Unsurprisingly, some folks are just as hostile to freedom and to Dr. Laffer today as they were during the Reagan years. Chief among the naysayers are the folks at the Institute on Taxation and Economic Policy (ITEP), an ideological think tank which has been funded by President Obama’s favorite liberal billionaire, George Soros. (When we last heard from ITEP, they were referring to some of Oklahoma’s leading job creators as “corporate tax dodgers.”) Disappointingly, a left-wing think tank in Oklahoma, the Oklahoma Policy Institute, has chosen to highlight ITEP’s criticism, including some silly accusations concerning population growth and income growth.
They don’t seem to realize that income growth is not the same thing as population growth (there are inter-relationships, of course, but that’s the point). A key part of Dr. Laffer’s nine-state analysis is that people and businesses move to states with pro-growth tax environments. (High taxes even managed to drive Dr. Laffer himself from the sandy beaches of the sun-splashed Golden State to no-income-tax Tennessee.) Yes, population flows help top-line GDP grow faster, but they create an offset for GDP per capita. The same is true for the states from which people are leaving—income growth on the top line falls, but because there are fewer people, the per-capita GDP growth benefits.
Contrary to the Left’s accusations, there are many studies (here, here, here, here, and here, to name just a few) which show that high taxes reduce economic growth.
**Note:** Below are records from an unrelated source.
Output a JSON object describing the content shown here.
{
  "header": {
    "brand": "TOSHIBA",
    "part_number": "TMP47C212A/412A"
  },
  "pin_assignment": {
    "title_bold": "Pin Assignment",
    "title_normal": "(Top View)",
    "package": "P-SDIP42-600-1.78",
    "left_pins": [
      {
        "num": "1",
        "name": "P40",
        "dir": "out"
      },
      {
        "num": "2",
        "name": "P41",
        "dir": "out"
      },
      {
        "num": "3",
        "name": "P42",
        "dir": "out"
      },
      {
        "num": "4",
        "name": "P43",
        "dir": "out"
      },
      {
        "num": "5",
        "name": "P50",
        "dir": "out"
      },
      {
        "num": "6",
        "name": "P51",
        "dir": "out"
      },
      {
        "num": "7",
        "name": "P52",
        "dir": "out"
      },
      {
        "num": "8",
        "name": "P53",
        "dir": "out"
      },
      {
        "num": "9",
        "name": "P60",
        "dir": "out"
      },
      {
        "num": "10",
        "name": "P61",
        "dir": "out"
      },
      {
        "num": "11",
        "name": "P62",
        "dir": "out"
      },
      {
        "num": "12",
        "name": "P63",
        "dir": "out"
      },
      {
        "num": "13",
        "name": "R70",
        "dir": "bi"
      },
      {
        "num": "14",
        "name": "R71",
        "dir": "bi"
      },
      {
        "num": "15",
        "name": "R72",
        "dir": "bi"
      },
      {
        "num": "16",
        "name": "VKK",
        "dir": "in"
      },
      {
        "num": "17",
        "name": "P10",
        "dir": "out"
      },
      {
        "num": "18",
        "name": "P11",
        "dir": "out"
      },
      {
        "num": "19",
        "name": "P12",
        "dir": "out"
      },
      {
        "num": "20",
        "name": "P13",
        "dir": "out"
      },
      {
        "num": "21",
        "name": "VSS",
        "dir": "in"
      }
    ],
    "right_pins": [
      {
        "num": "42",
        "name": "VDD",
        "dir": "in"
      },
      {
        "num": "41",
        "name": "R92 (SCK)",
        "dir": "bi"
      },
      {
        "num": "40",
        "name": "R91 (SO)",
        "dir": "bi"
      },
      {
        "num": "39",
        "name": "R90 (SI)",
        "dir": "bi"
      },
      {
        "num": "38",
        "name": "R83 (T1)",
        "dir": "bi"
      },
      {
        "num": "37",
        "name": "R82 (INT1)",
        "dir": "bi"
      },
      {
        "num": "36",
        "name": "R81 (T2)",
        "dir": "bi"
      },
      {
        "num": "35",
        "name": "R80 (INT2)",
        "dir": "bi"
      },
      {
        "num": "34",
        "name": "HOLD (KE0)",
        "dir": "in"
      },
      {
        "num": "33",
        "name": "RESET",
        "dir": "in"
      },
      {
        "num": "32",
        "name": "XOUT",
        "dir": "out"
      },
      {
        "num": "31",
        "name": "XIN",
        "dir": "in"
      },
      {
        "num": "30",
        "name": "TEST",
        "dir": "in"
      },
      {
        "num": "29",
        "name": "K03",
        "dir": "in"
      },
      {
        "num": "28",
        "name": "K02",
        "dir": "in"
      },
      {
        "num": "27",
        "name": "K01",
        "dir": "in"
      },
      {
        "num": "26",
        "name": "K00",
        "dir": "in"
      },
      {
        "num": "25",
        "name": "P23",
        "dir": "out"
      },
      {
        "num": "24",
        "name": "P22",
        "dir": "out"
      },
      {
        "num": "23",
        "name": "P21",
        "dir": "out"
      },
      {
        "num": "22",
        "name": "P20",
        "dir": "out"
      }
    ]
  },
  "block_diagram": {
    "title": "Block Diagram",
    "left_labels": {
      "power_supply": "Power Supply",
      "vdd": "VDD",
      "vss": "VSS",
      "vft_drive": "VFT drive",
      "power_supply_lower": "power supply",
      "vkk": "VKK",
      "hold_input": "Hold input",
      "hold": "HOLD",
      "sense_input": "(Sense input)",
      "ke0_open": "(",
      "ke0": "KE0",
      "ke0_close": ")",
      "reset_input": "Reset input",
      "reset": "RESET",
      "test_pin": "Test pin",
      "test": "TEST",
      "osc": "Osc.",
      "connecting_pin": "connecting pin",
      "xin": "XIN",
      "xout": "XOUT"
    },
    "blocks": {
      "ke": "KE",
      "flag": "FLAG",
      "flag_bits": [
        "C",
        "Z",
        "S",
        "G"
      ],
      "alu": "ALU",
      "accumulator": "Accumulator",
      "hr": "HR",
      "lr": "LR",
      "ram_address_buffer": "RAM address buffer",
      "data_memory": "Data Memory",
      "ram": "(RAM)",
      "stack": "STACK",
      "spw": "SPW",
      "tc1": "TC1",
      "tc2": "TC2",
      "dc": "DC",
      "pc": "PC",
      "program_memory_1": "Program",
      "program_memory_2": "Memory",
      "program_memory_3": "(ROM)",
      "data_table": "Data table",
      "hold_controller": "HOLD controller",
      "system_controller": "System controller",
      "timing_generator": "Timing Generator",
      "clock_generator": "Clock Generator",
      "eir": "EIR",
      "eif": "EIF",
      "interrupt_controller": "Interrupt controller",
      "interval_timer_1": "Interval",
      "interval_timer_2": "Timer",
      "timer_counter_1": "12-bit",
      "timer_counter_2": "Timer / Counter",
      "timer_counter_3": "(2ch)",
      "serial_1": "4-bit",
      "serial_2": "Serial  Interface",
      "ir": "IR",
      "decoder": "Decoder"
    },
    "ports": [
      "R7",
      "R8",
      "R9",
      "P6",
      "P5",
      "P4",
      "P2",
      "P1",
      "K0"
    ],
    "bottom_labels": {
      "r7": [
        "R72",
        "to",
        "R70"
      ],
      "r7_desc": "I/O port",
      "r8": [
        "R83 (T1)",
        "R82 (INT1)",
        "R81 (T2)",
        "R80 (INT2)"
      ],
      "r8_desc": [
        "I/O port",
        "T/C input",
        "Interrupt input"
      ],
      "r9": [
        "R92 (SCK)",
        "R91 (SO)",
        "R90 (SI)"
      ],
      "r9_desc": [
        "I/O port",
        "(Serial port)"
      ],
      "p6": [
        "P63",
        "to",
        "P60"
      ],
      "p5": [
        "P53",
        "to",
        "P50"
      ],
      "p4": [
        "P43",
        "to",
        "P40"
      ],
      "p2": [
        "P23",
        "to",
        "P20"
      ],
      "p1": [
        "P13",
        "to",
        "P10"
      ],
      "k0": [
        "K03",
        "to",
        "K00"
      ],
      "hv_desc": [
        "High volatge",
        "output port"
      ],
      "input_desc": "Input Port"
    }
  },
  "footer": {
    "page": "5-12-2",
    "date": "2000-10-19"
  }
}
There is nothing new under the sun. President Reagan and Dr. Laffer fought these battles in the 1980s, and visionary leaders like Gov. Mary Fallin and certain state lawmakers must be prepared to pay “the penalty of leadership” as they fight them anew in the weeks and months ahead.
On one side of the battle is what OCPA’s Brandon Dutcher has dubbed the Vast Left-Wing Kleptocracy—state bureaucrats and taxpayer-funded private organizations which take your money and use it to lobby for more of your money. Buoyed by left-wing think tanks that love Obamacare and the “Stimulus” every bit as much as they dislike tax cuts, these tax users even have someone to organize their efforts, and they already have most journalists in the state-capitol press room on their side.
On the other side are the people of Oklahoma—the voters who elected a conservative governor and state legislature in large part out of disgust for everything Mr. Obama and his allies on the Left have done to our country.
The simple truth is that conservatives are winning the battle of ideas. People like Arthur Laffer, Gov. Mary Fallin, and bold state lawmakers are stepping up and casting a vision that will make Oklahoma a “city on a hill.” The Left is late to the party, and has yet to offer its own plan for growth. Apparently it has no plan other than its usual menu of more taxing, spending, and regulation.
Phasing out Oklahoma’s income tax is a great work, and it can be done. If the Oklahoma Policy Institute is going to challenge Gov. Fallin’s bold, transformational leadership, and challenge those of us seeking to promote economic freedom and prosperity, they’re going to have to come up with something far more convincing than ideological drivel offered by Barack Obama’s allies.